Guzman lets actions do his speaking

October 21, 1992|By Jim Henneman | Jim Henneman,Staff Writer

TORONTO -- For a guy quoted as saying he doesn't like to pitch big games, Juan Guzman is doing a good job of dispelling that notion.

Guzman wasn't the winning pitcher as Toronto beat Atlanta in Game 3 of the World Series last night, and came close to being the loser, but he gave the Blue Jays eight strong innings to set up the 3-2 comeback victory.

When it was over, however, Guzman was nowhere to be found -- and the most overlooked player in the game.

"I still believe Juan misunderstood the question," manager Cito Gaston said after the Blue Jays took a 2-1 Series lead. "I would have to say, just go back and look at his last three games [the division clincher against Detroit and two ALCS wins].

"He certainly doesn't show any evidence [of not liking to pitch big games], at least not on the mound."

When Guzman got in trouble in the sixth and eighth innings, when the Braves scored their runs, Gaston didn't hesitate to let the right-hander finish either inning. "Juan has been a big part of this team the last two years," said Gaston.
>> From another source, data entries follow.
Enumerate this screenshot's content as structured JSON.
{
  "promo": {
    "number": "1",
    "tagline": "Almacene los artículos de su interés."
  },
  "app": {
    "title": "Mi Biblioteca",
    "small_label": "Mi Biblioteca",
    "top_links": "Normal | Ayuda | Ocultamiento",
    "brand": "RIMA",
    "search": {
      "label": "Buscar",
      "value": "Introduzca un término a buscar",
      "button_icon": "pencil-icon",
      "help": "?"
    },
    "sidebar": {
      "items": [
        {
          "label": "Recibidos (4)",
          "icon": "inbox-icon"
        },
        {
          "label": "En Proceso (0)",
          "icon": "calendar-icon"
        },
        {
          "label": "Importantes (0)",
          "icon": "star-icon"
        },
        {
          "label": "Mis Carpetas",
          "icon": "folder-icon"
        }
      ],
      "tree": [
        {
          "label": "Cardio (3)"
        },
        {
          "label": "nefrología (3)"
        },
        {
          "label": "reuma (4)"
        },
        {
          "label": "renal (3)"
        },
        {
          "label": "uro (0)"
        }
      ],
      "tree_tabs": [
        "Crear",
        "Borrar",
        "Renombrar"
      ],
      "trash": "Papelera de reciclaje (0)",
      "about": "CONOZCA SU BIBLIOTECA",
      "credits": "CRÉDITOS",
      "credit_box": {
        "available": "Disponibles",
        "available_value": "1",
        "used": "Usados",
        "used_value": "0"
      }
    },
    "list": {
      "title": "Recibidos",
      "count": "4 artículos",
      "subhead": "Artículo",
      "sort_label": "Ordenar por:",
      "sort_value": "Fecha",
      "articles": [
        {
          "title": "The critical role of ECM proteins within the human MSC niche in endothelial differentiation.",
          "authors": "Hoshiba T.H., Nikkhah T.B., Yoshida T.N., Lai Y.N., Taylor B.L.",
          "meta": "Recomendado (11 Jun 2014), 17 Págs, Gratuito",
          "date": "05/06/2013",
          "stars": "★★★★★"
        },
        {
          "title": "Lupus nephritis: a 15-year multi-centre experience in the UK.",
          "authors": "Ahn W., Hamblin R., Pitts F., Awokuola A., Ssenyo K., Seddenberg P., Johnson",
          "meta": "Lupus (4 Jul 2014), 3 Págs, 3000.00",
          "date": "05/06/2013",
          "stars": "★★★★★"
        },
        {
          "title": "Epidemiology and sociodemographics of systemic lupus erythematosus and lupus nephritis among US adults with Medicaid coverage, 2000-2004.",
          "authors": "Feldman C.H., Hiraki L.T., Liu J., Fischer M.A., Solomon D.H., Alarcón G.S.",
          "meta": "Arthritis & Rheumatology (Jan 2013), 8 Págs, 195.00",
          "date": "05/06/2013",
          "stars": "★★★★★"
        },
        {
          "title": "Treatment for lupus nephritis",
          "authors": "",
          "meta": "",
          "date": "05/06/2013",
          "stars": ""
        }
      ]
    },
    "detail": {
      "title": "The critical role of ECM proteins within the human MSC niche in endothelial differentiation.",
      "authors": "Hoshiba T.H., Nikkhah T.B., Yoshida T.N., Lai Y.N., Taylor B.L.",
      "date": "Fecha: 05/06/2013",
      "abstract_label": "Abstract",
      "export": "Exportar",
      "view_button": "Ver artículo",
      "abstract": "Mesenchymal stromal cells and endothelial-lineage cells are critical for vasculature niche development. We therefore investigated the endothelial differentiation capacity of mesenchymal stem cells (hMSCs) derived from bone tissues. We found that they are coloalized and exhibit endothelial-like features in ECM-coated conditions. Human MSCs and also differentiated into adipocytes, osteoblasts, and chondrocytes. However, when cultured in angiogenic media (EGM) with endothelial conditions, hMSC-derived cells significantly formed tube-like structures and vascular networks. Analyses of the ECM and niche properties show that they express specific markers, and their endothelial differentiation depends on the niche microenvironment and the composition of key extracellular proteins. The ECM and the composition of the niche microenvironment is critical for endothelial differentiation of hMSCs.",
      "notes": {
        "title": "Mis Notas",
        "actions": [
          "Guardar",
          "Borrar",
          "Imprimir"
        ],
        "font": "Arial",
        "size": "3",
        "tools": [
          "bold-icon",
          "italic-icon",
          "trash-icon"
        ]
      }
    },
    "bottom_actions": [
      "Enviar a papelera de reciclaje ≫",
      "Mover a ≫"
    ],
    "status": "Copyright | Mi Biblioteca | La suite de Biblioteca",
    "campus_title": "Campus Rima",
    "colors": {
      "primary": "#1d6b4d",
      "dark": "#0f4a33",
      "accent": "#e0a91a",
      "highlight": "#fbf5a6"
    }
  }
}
"I find if you give guys some leeway, they'll do a job and get out of some jams. If there's a seventh game and Juan's in that game, he may just pitch me a shutout."

Last night's other starting pitcher, left-hander Steve Avery matched Guzman for eight innings but threw two home runs pitches (to Joe Carter and Kelly Gruber) and wound up with the loss.

"The first one was not a mistake," said Avery. "But the second one was -- I was trying to throw a changeup for a strike [on a 3-and-2 pitch] and I left it up and out over the plate."

Other than those two pitches, and a leadoff single to Roberto Alomar to lead off the winning ninth-inning rally, Avery was satisfied with his performance. "I pitched about as well as I can pitch," he said.

"I'm very happy with the way I threw the ball. But I put Jeff [Reardon] in a bad spot, and I guess it was a little too tough."

The bullpens continue to be major difference between the teams. Reardon has been on the mound at the end in both Atlanta's losses, and Blue Jays relievers have yet to be scored on in 7 2/3 innings.

"We thought Jeff could do the job," said Braves manager Bobby Cox, explaining his decision to have Reardon pitch to Candy Maldonado with the bases loaded. "He threw two good sliders for strikes, then he hung one. He could just as easily have struck him out."